Restoration / Regeneration

the New Media Caucus Symposium

March 6-8, 2026

Arizona State University

Digital Puppetry and the Animistic Lineage of Motion Capture: Histories of Avatars in Contemporary Digital Culture

Data / Performance
2:15PM to 4:15PM
Duration: 20 min

Description

The digital avatar has evolved from a marginal, pixelated figure in gaming to a hyper-real protagonist at the centre of visual culture. Animated through motion capture and rendered in game engines, avatars now occupy a continuum that stretches from ancient puppetry and animist ritual to contemporary performance art and capitalist spectacle.

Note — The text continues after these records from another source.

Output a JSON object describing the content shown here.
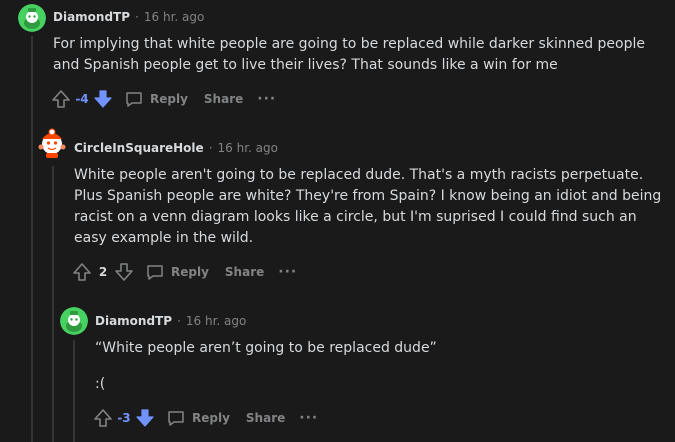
{
  "colors": {
    "background": "#1a1a1b",
    "text": "#d7dadc",
    "muted": "#818384",
    "downvote_active": "#7193ff",
    "thread_line": "#343536",
    "avatar_green": "#46d160"
  },
  "comments": [
    {
      "username": "DiamondTP",
      "separator": "·",
      "time": "16 hr. ago",
      "avatar": "snoo-green-avatar",
      "body": [
        "For implying that white people are going to be replaced while darker skinned people and Spanish people get to live their lives? That sounds like a win for me"
      ],
      "score": "-4",
      "vote_state": "downvoted",
      "reply_label": "Reply",
      "share_label": "Share",
      "more_label": "···"
    },
    {
      "username": "CircleInSquareHole",
      "separator": "·",
      "time": "16 hr. ago",
      "avatar": "snoo-red-white-avatar",
      "body": [
        "White people aren't going to be replaced dude. That's a myth racists perpetuate. Plus Spanish people are white? They're from Spain? I know being an idiot and being racist on a venn diagram looks like a circle, but I'm suprised I could find such an easy example in the wild."
      ],
      "score": "2",
      "vote_state": "none",
      "reply_label": "Reply",
      "share_label": "Share",
      "more_label": "···"
    },
    {
      "username": "DiamondTP",
      "separator": "·",
      "time": "16 hr. ago",
      "avatar": "snoo-green-avatar",
      "body": [
        "“White people aren’t going to be replaced dude”",
        ":("
      ],
      "score": "-3",
      "vote_state": "downvoted",
      "reply_label": "Reply",
      "share_label": "Share",
      "more_label": "···"
    }
  ]
}
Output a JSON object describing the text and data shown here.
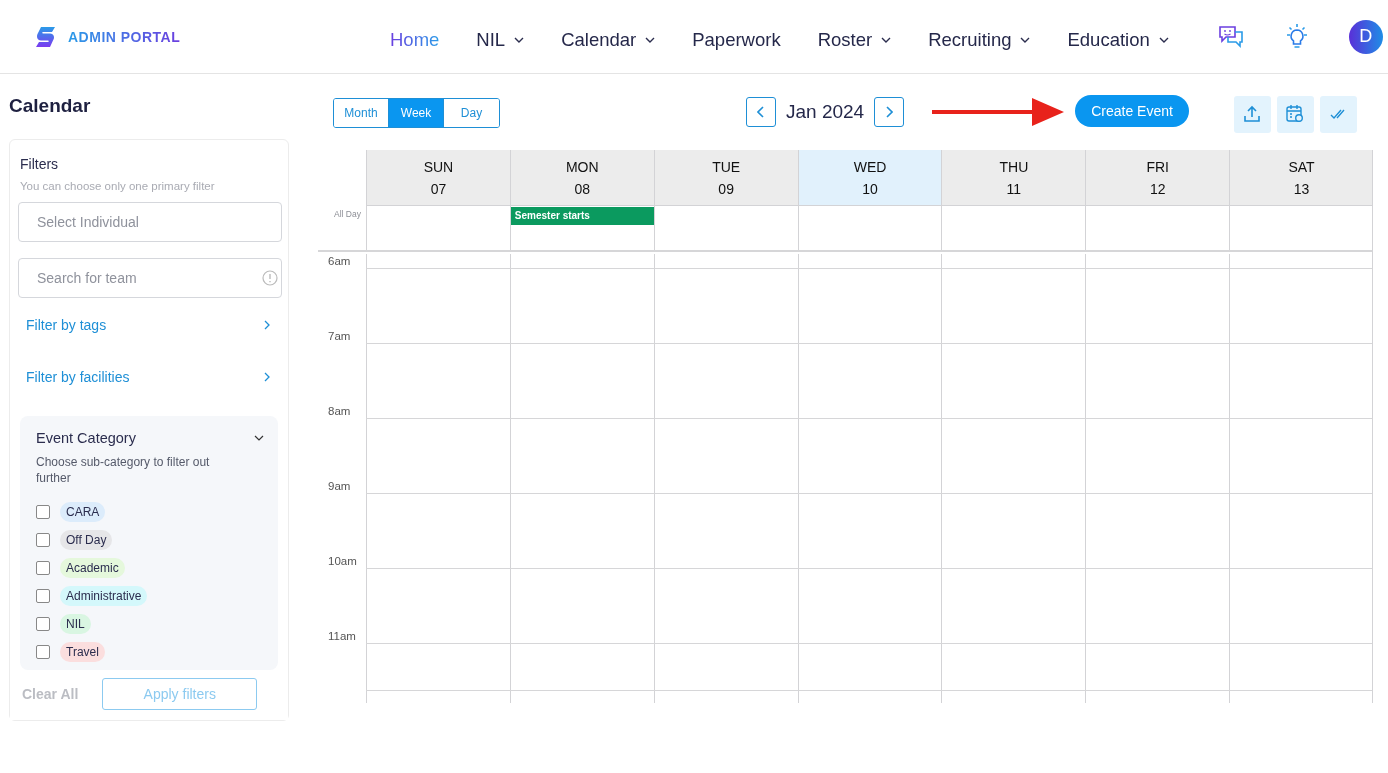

The rise of photorealistic 3D avatars can be situated within a broader historical lineage of performing objects, from traditional puppetry and mask practices to experimental uses of emerging media technologies. In recent years, contemporary artists have explored avatars as both instruments of control and spaces of resistance, using them to question realism, labour, and embodiment in digital environments. While corporate platforms promise seamless replication of human affect, many creative practitioners deliberately highlight glitches, fragility, and exhaustion as strategies to disrupt cultural assumptions about bodies, productivity, and capital. By reading avatars through the lenses of animism, the uncanny, and performance theory, it becomes clear that digital puppetry is not only a technological phenomenon but also a cultural and philosophical return of repressed animistic traditions, refracted through planetary infrastructures of computation, extraction, and media circulation.